People already covered many of the things I would suggest, so it seems you probably have a good list going already. I don’t have many of the things listed above. Don’t go overboard at first. Buy as you try new recipes.

sonataking05's avatar

@incendiary_dan. Your list is awesome. I love the over the sink colander, and the Mise en place bowls are also great for a beginner or professional alike. Have you cooked professional?

@SuperMouse. I’m sure that I’m not the only one who is interested in how your first few adventures go. So if you don’t mind please let us know how you are doing while trying to get your kitchen legs.

incendiary_dan's avatar

Oh, one other thing I was thinking of today: have extra cutting boards.

JilltheTooth's avatar

I’ll send this to Katawagrey. She’s been getting into cooking recently and should be able to give you some non-overwhelming advice on basics.

SuperMouse's avatar

I am so excited about the great responses! Lurve to everyone!
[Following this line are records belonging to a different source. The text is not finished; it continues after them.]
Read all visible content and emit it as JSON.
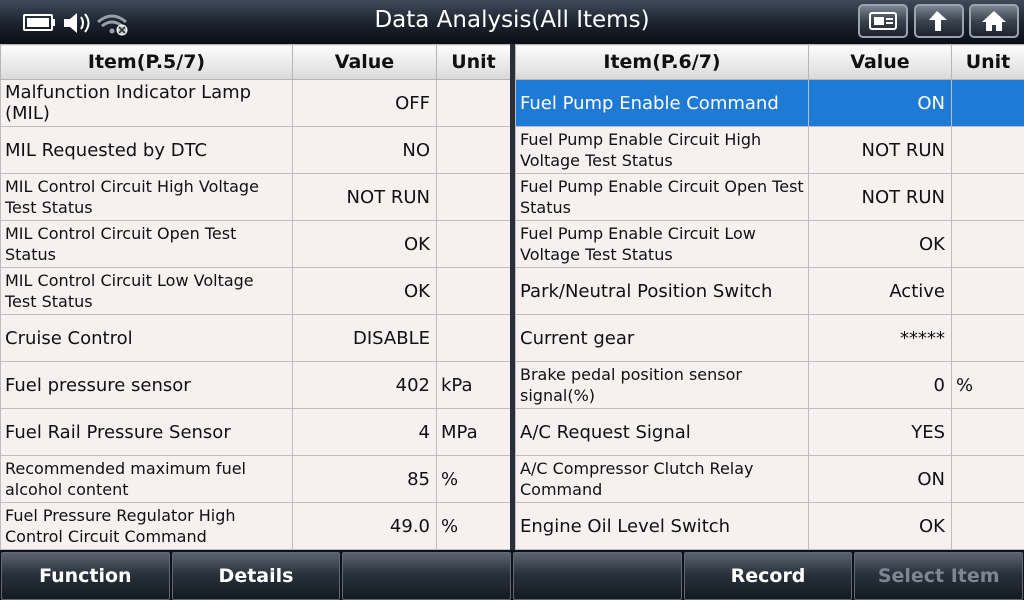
{
  "header": {
    "title": "Data Analysis(All Items)"
  },
  "left_table": {
    "columns": [
      "Item(P.5/7)",
      "Value",
      "Unit"
    ],
    "rows": [
      {
        "item": "Malfunction Indicator Lamp (MIL)",
        "value": "OFF",
        "unit": ""
      },
      {
        "item": "MIL Requested by DTC",
        "value": "NO",
        "unit": ""
      },
      {
        "item": "MIL Control Circuit High Voltage Test Status",
        "value": "NOT RUN",
        "unit": ""
      },
      {
        "item": "MIL Control Circuit Open Test Status",
        "value": "OK",
        "unit": ""
      },
      {
        "item": "MIL Control Circuit Low Voltage Test Status",
        "value": "OK",
        "unit": ""
      },
      {
        "item": "Cruise Control",
        "value": "DISABLE",
        "unit": ""
      },
      {
        "item": "Fuel pressure sensor",
        "value": "402",
        "unit": "kPa"
      },
      {
        "item": "Fuel Rail Pressure Sensor",
        "value": "4",
        "unit": "MPa"
      },
      {
        "item": "Recommended maximum fuel alcohol content",
        "value": "85",
        "unit": "%"
      },
      {
        "item": "Fuel Pressure Regulator High Control Circuit Command",
        "value": "49.0",
        "unit": "%"
      }
    ]
  },
  "right_table": {
    "columns": [
      "Item(P.6/7)",
      "Value",
      "Unit"
    ],
    "rows": [
      {
        "item": "Fuel Pump Enable Command",
        "value": "ON",
        "unit": "",
        "selected": true
      },
      {
        "item": "Fuel Pump Enable Circuit High Voltage Test Status",
        "value": "NOT RUN",
        "unit": ""
      },
      {
        "item": "Fuel Pump Enable Circuit Open Test Status",
        "value": "NOT RUN",
        "unit": ""
      },
      {
        "item": "Fuel Pump Enable Circuit Low Voltage Test Status",
        "value": "OK",
        "unit": ""
      },
      {
        "item": "Park/Neutral Position Switch",
        "value": "Active",
        "unit": ""
      },
      {
        "item": "Current gear",
        "value": "*****",
        "unit": ""
      },
      {
        "item": "Brake pedal position sensor signal(%)",
        "value": "0",
        "unit": "%"
      },
      {
        "item": "A/C Request Signal",
        "value": "YES",
        "unit": ""
      },
      {
        "item": "A/C Compressor Clutch Relay Command",
        "value": "ON",
        "unit": ""
      },
      {
        "item": "Engine Oil Level Switch",
        "value": "OK",
        "unit": ""
      }
    ]
  },
  "bottom_bar": {
    "buttons": [
      {
        "label": "Function",
        "enabled": true
      },
      {
        "label": "Details",
        "enabled": true
      },
      {
        "label": "",
        "enabled": true
      },
      {
        "label": "",
        "enabled": true
      },
      {
        "label": "Record",
        "enabled": true
      },
      {
        "label": "Select Item",
        "enabled": false
      }
    ]
  },
  "icons": {
    "status": [
      "battery-icon",
      "volume-icon",
      "wifi-off-icon"
    ],
    "toolbar": [
      "screenshot-icon",
      "back-icon",
      "home-icon"
    ]
  },
  "colors": {
    "selected_row": "#1f7ad6",
    "titlebar": "#1d2530"
  }
}
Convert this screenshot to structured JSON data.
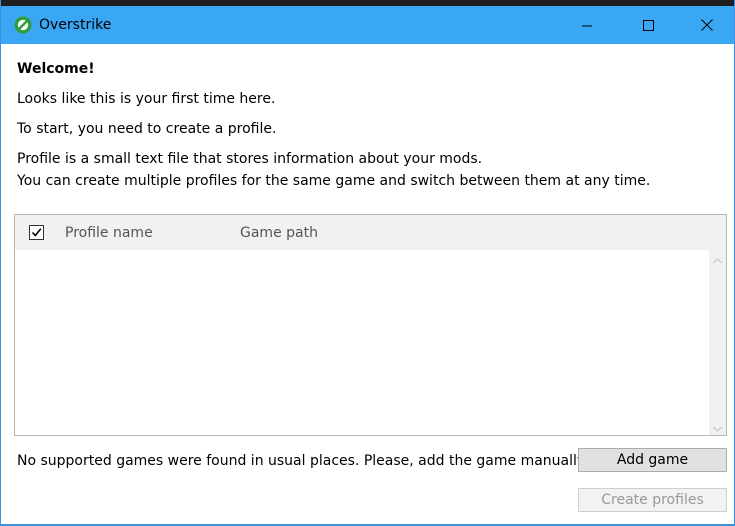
{
  "window": {
    "title": "Overstrike",
    "accent_color": "#3aa7f5"
  },
  "content": {
    "welcome": "Welcome!",
    "line1": "Looks like this is your first time here.",
    "line2": "To start, you need to create a profile.",
    "line3": "Profile is a small text file that stores information about your mods.",
    "line4": "You can create multiple profiles for the same game and switch between them at any time."
  },
  "table": {
    "select_all_checked": true,
    "columns": [
      "Profile name",
      "Game path"
    ],
    "rows": []
  },
  "footer": {
    "message": "No supported games were found in usual places. Please, add the game manually:",
    "add_game_label": "Add game",
    "create_profiles_label": "Create profiles"
  },
  "icons": {
    "app": "overstrike-logo-icon",
    "minimize": "minimize-icon",
    "maximize": "maximize-icon",
    "close": "close-icon",
    "checkbox": "checkmark-icon",
    "scroll_up": "chevron-up-icon",
    "scroll_down": "chevron-down-icon"
  }
}
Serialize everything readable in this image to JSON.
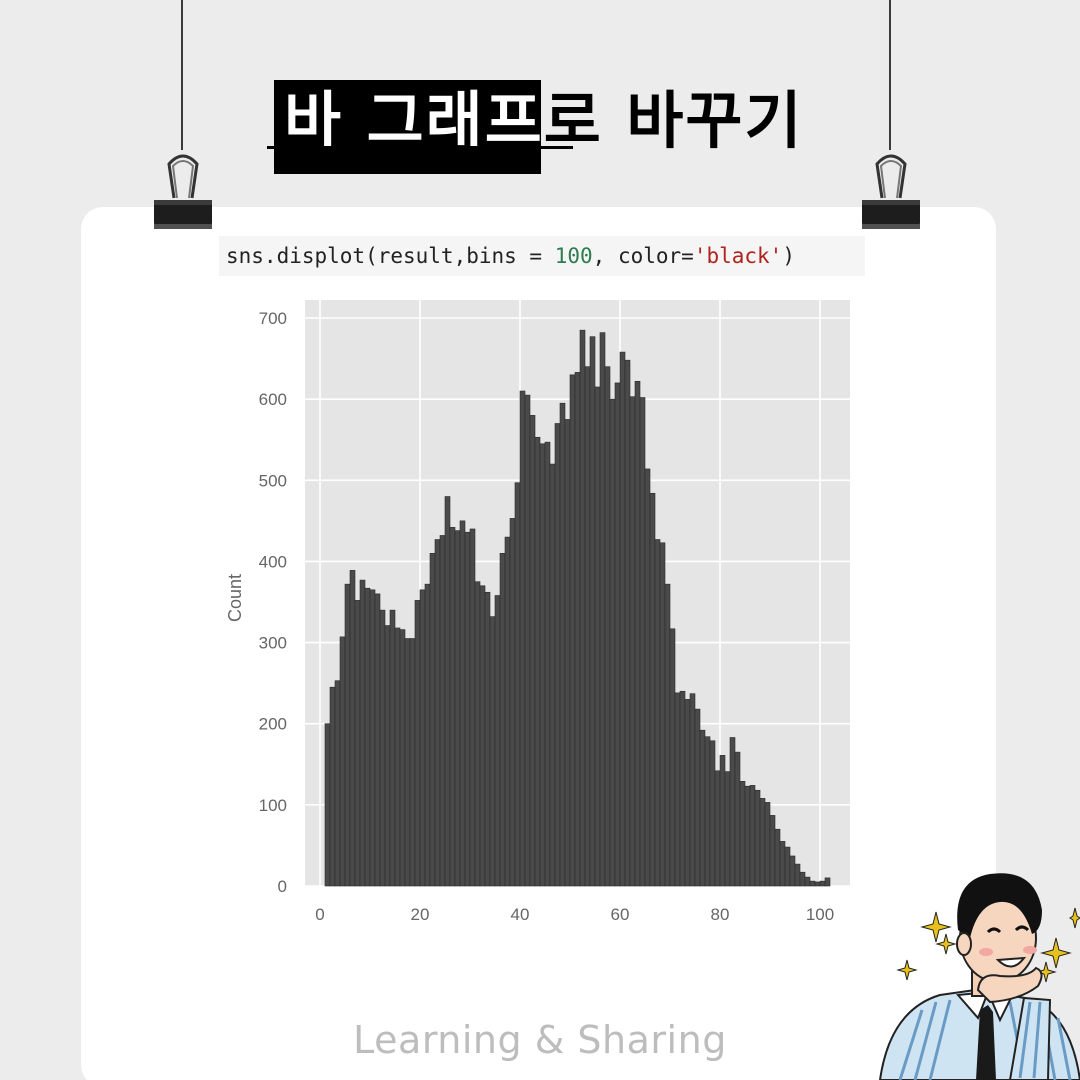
{
  "title": "바 그래프로 바꾸기",
  "code": {
    "prefix": "sns.displot(result,bins = ",
    "number": "100",
    "middle": ", color=",
    "string": "'black'",
    "suffix": ")"
  },
  "footer": "Learning & Sharing",
  "colors": {
    "background": "#ececec",
    "card": "#ffffff",
    "plot_area": "#e5e5e5",
    "bars": "#4a4a4a"
  },
  "icons": [
    "binder-clip-icon",
    "cartoon-man-icon",
    "sparkle-icon"
  ],
  "chart_data": {
    "type": "bar",
    "title": "",
    "xlabel": "",
    "ylabel": "Count",
    "xlim": [
      -3,
      106
    ],
    "ylim": [
      0,
      700
    ],
    "xticks": [
      0,
      20,
      40,
      60,
      80,
      100
    ],
    "yticks": [
      0,
      100,
      200,
      300,
      400,
      500,
      600,
      700
    ],
    "grid": true,
    "bin_start": 1,
    "bin_width": 1,
    "values": [
      200,
      245,
      253,
      307,
      372,
      389,
      352,
      377,
      367,
      365,
      360,
      340,
      321,
      340,
      318,
      316,
      305,
      305,
      352,
      365,
      372,
      410,
      427,
      432,
      480,
      442,
      438,
      450,
      436,
      440,
      375,
      370,
      362,
      332,
      358,
      410,
      430,
      453,
      497,
      610,
      605,
      580,
      553,
      545,
      547,
      520,
      570,
      595,
      575,
      630,
      633,
      685,
      640,
      677,
      615,
      682,
      640,
      600,
      620,
      658,
      648,
      603,
      622,
      602,
      514,
      484,
      427,
      423,
      372,
      317,
      238,
      240,
      230,
      237,
      218,
      192,
      184,
      179,
      142,
      161,
      141,
      183,
      165,
      129,
      123,
      124,
      118,
      108,
      103,
      87,
      70,
      55,
      48,
      37,
      27,
      17,
      11,
      6,
      5,
      6,
      10
    ]
  }
}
I will share the success of my first creation!

JilltheTooth's avatar

I want cookies.

Please

Kardamom's avatar

I just remembered something else, a cookbook stand with a clear splatter guard like this

snowberry's avatar

I prefer glass cutting boards. I’m sick of the plastic and wood ones that get all gnarly, and then you can’t clean them properly. but if you do get them, it’s important to separate ones used for veggies from ones used for meats.

Avray's avatar

My favourite non-essential kitchen item is a lemon or citrus zester any kind. I love all citrus fruits and there really is no other way to get that good flavour into all kinds of foods. Lemon oil smells lovely, and I think it really is worth the effort.

dabbler's avatar

Knife sharpener, one of those wheelie things is fine. If you get hardcore you can go for a stone.